The State of Louisiana has imposed additional requirements on juvenile proceedings. See LSA-R.S. 13:1561 et seq., especially LSA-R.S. 13:1577, quoted in the majority opinion. A reading of the cases interpreting R.S. 13:1577, especially In Re Garland, 160 So.2d 340 (La.App., 4th Cir. 1964), In Re White, 160 So.2d 344 (La.App., 4th Cir. 1964) and In Re State In Interest of Wesley, 285 So.2d 308 (La.App., 4th Cir. 1973), indicate there is a strong presumption against the voluntariness of a confession given by a juvenile while out of the presence of his parents or counsel. This presumption is additionally supported by the paternalistic concept of juvenile proceedings. Although State v. Melanson, 259 So.2d 609 (La.App., 4th Cir. 1972) holds to the contrary, this decision has been strongly criticized by the same court in State, In Interest of Holifield, 319 So.2d 471 (La.App., 4th Cir. 1975).1 Also see Gallegos v. State of Colorado, 370 U.S. 49, 82 S.Ct. 1209, 8 L.Ed.2d 325 (1962).

The situation presented in this case is exactly the type of situation at which the statute and the jurisprudence are aimed. After the police take a juvenile into custody late one evening, some 30 days after his initial arrest, interrogate him out of his parents’ presence, and hold him incommunicado for 64 hours in the city jail, how can it be said a written “confession” given to a juvenile officer immediately prior to the juvenile’s release is voluntary? This written confession should have been suppressed.

The majority recognizes the verbal confession given to the officers after they deliberately removed the boy’s mother from the interrogation room is involuntary. Its admission into evidence alone demands reversal of the adjudication of delinquency.

In State In Interest of Simon, 295 So.2d 473 (La.App., 3d Cir. 1974), the court stated:

*717“We believe it to be reversible error for a juvenile court to receive . . . [inadmissible] hearsay evidence, opinions, and recommendations prior to making an adjudication. In re State In the Interest of Elliott, 206 So.2d 802 (La.App., 2d Cir. 1968); Application of Gault, 387 U.S. 1, 87 S.Ct. 1428, 18 L.Ed.2d 527 (1967).”

See also State In Interest of Simmons, 299 So.2d 906 (La.App., 3d Cir. 1974); State In Interest of Prestridge, 323 So.2d 868 (La.App., 2d Cir. 1975).

If introduction of inadmissible hearsay mandates reversal, surely the introduction of a constitutionally infirm oral confession can do no less.

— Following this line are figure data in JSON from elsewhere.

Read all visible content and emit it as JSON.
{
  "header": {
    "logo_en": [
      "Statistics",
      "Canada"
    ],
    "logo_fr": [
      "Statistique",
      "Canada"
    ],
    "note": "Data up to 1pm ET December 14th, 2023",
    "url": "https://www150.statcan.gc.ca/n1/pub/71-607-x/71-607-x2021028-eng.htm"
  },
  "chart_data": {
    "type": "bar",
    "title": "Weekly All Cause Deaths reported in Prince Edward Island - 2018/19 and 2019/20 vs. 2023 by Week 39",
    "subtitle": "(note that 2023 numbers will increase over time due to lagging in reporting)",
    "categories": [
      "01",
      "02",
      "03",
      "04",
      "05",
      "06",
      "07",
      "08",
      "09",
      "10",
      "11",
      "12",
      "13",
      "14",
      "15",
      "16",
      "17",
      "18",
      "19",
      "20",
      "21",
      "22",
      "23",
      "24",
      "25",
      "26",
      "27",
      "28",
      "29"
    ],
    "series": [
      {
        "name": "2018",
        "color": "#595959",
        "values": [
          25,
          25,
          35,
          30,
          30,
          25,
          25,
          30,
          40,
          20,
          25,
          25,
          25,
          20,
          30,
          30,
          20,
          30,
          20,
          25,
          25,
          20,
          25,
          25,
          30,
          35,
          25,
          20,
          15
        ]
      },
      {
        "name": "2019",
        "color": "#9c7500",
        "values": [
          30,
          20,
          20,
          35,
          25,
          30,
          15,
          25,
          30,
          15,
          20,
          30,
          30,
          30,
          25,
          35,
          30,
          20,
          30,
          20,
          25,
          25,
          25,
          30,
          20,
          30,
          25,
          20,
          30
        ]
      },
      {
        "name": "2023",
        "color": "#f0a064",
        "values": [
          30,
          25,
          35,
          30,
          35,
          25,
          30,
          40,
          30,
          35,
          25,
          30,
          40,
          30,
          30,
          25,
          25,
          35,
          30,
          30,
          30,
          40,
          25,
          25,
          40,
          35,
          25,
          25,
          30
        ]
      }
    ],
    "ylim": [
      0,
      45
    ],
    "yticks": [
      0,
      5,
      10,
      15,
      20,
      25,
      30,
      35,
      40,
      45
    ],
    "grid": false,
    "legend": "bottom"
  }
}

Finally, those articles of the Louisiana Code of Criminal Procedure upon which the majority rely, especially C.Cr.P. art. 921, lend no support to their decision, since the provisions of the Code of Criminal Procedure are inapplicable to juvenile proceedings. State In Interest of Braswell, 294 So.2d 896 (La.App., 2d Cir. 1974); In Re State In Interest of Tyler, 262 So.2d 815 (La.App., 4th Cir. 1972); In Re State In Interest of Williams, 267 So.2d 918 (La.App., 4th Cir. 1972).

I think the judgment of the trial court should be reversed.

. Cases such as State v. Whatley, 320 So.2d 123 (La.1975) and State v. Ghoram, 328 So.2d 91 (La.1976) are easily distinguishable since, although they involve juveniles, they are not juvenile proceedings but are criminal proceedings and not within the purview of LSA-R.S. 13:1571.